3. I am writing for your entertainment. Its something to read when you're having your morning coffee while looking over at the stock ticker occasionally. Whether or not you enjoy the entertainment is up to you. I don't mind if you don't like it.
And I hope that clears things up.
Fabrik8: well said
Thursday, February 10, 2011 2:21 PM
Thanks Eric for posting the pictures up. I'd say its very interesting though it in no way benefits me. I'd definitely love to see more as I love Evo's in general.
I did notice that you haven't been posting entries much to Beyond the Dyno. Its a bummer cause I enjoy reading them, but I understand your actual work to pay for the roof and the meals are more important. I'm also glad work is becoming busier for you which means the racing and tuning scene isn't going to die anytime soon as some naysayers are propagating.
PS: You heavy-handed reply was quite amusing, though I won't want to be on the receiving end.
Monday, February 14, 2011 8:57 AM
How does one get spots of casting sand/rust in the oil passages; those passages are drilled into the block. Unless of course there's been some mixing of oil and coolant somewhere along the line.

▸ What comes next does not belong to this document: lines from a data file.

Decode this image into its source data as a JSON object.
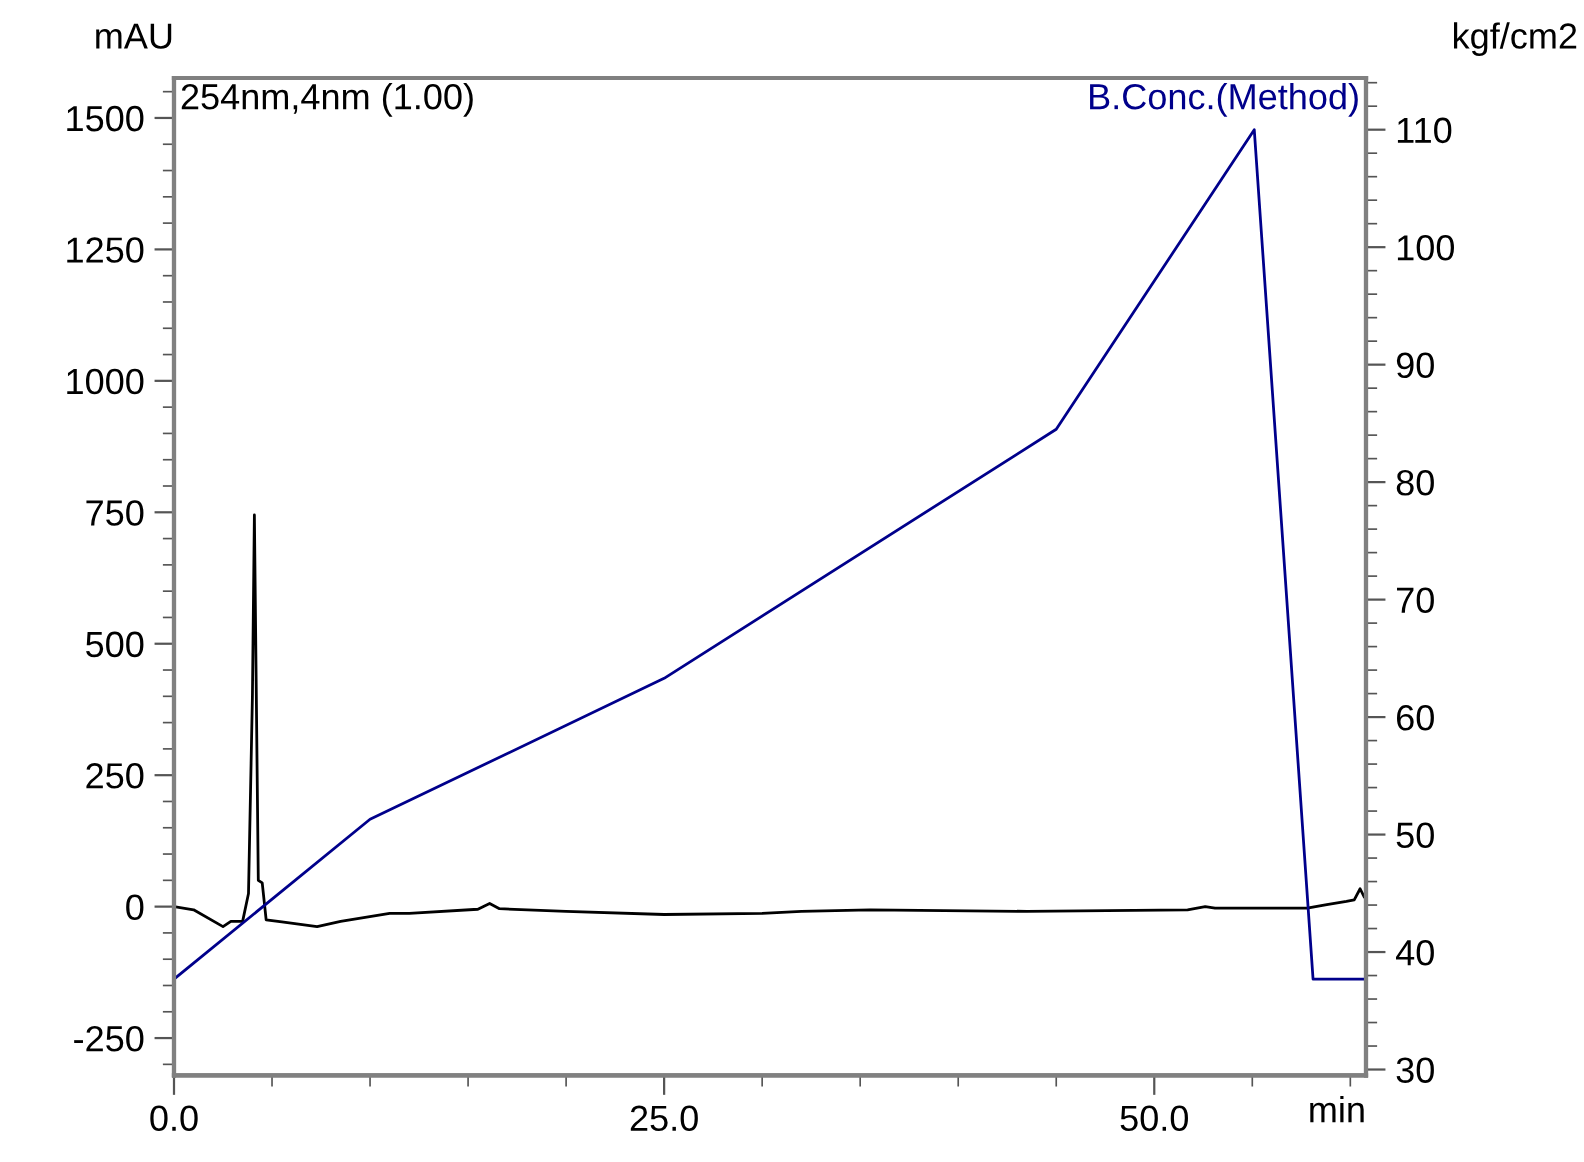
{
  "chart_data": {
    "type": "line",
    "ylabel": "mAU",
    "y2label": "kgf/cm2",
    "xlabel": "min",
    "xlim": [
      0,
      60.8
    ],
    "ylim": [
      -321,
      1576
    ],
    "y2lim": [
      29.5,
      114.4
    ],
    "xticks": [
      {
        "value": 0,
        "label": "0.0"
      },
      {
        "value": 25,
        "label": "25.0"
      },
      {
        "value": 50,
        "label": "50.0"
      }
    ],
    "yticks": [
      -250,
      0,
      250,
      500,
      750,
      1000,
      1250,
      1500
    ],
    "y2ticks": [
      30,
      40,
      50,
      60,
      70,
      80,
      90,
      100,
      110
    ],
    "grid": false,
    "legend": false,
    "marker": "none",
    "line_style": "solid",
    "series": [
      {
        "name": "254nm,4nm (1.00)",
        "color": "#000000",
        "x": [
          0,
          1,
          2.5,
          2.9,
          3.5,
          3.8,
          4.0,
          4.1,
          4.3,
          4.5,
          4.7,
          5.5,
          7.3,
          8.5,
          11,
          12,
          15.5,
          16.1,
          16.6,
          20,
          25,
          30,
          32,
          35.5,
          43.5,
          51.7,
          52.6,
          53.1,
          57.8,
          58.8,
          59.8,
          60.2,
          60.5,
          60.7
        ],
        "values": [
          0,
          -6,
          -38,
          -28,
          -28,
          25,
          400,
          745,
          50,
          45,
          -25,
          -29,
          -38,
          -28,
          -13,
          -13,
          -5,
          6,
          -4,
          -9,
          -15,
          -13,
          -9,
          -6,
          -9,
          -6,
          0,
          -3,
          -3,
          4,
          10,
          13,
          34,
          19
        ]
      },
      {
        "name": "B.Conc.(Method)",
        "color": "#00008b",
        "axis": "y2",
        "x": [
          0,
          0,
          10,
          25,
          45,
          55.1,
          58.1,
          60.8
        ],
        "values": [
          29.5,
          37.7,
          51.3,
          63.3,
          84.5,
          110,
          37.7,
          37.7
        ]
      }
    ]
  }
}
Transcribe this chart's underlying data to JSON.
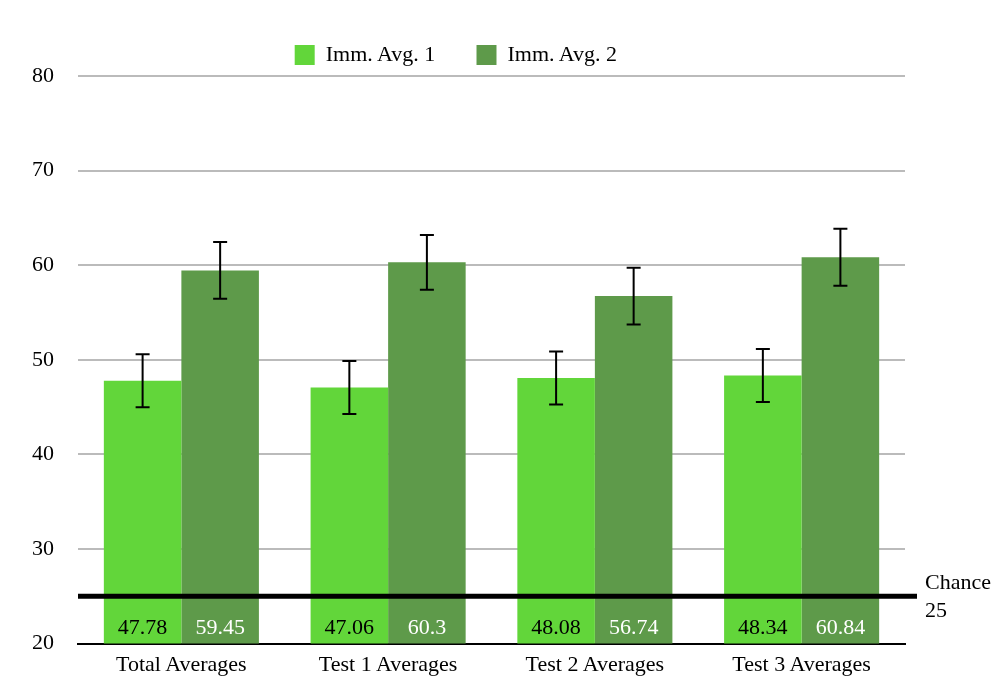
{
  "chart_data": {
    "type": "bar",
    "categories": [
      "Total Averages",
      "Test 1 Averages",
      "Test 2 Averages",
      "Test 3 Averages"
    ],
    "series": [
      {
        "name": "Imm. Avg. 1",
        "color": "#62d63a",
        "values": [
          47.78,
          47.06,
          48.08,
          48.34
        ],
        "errors": [
          2.8,
          2.8,
          2.8,
          2.8
        ]
      },
      {
        "name": "Imm. Avg. 2",
        "color": "#5e9a4a",
        "values": [
          59.45,
          60.3,
          56.74,
          60.84
        ],
        "errors": [
          3,
          2.9,
          3,
          3
        ]
      }
    ],
    "ylim": [
      20,
      80
    ],
    "yticks": [
      20,
      30,
      40,
      50,
      60,
      70,
      80
    ],
    "grid": "y",
    "legend": "top",
    "data_labels": true,
    "ref_lines": [
      {
        "axis": "y",
        "value": 25,
        "label": "Chance 25",
        "color": "#000000"
      }
    ]
  }
}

Tuesday, February 15, 2011 2:28 PM
Leon: One of these days I'll start writing again regularly. I think the racing and tuning scene is fine, but unfortunately the street scene may be the segment of the industry that is getting smaller.
Street: Not all of the oil passages are machined in. An example would be drain back passages from the cylinder head to the crankcase.
Thursday, February 17, 2011 7:43 AM
Aaaah din' think about those!
Wednesday, November 09, 2011 8:48 PM
Eric: Any chance you could send me a message?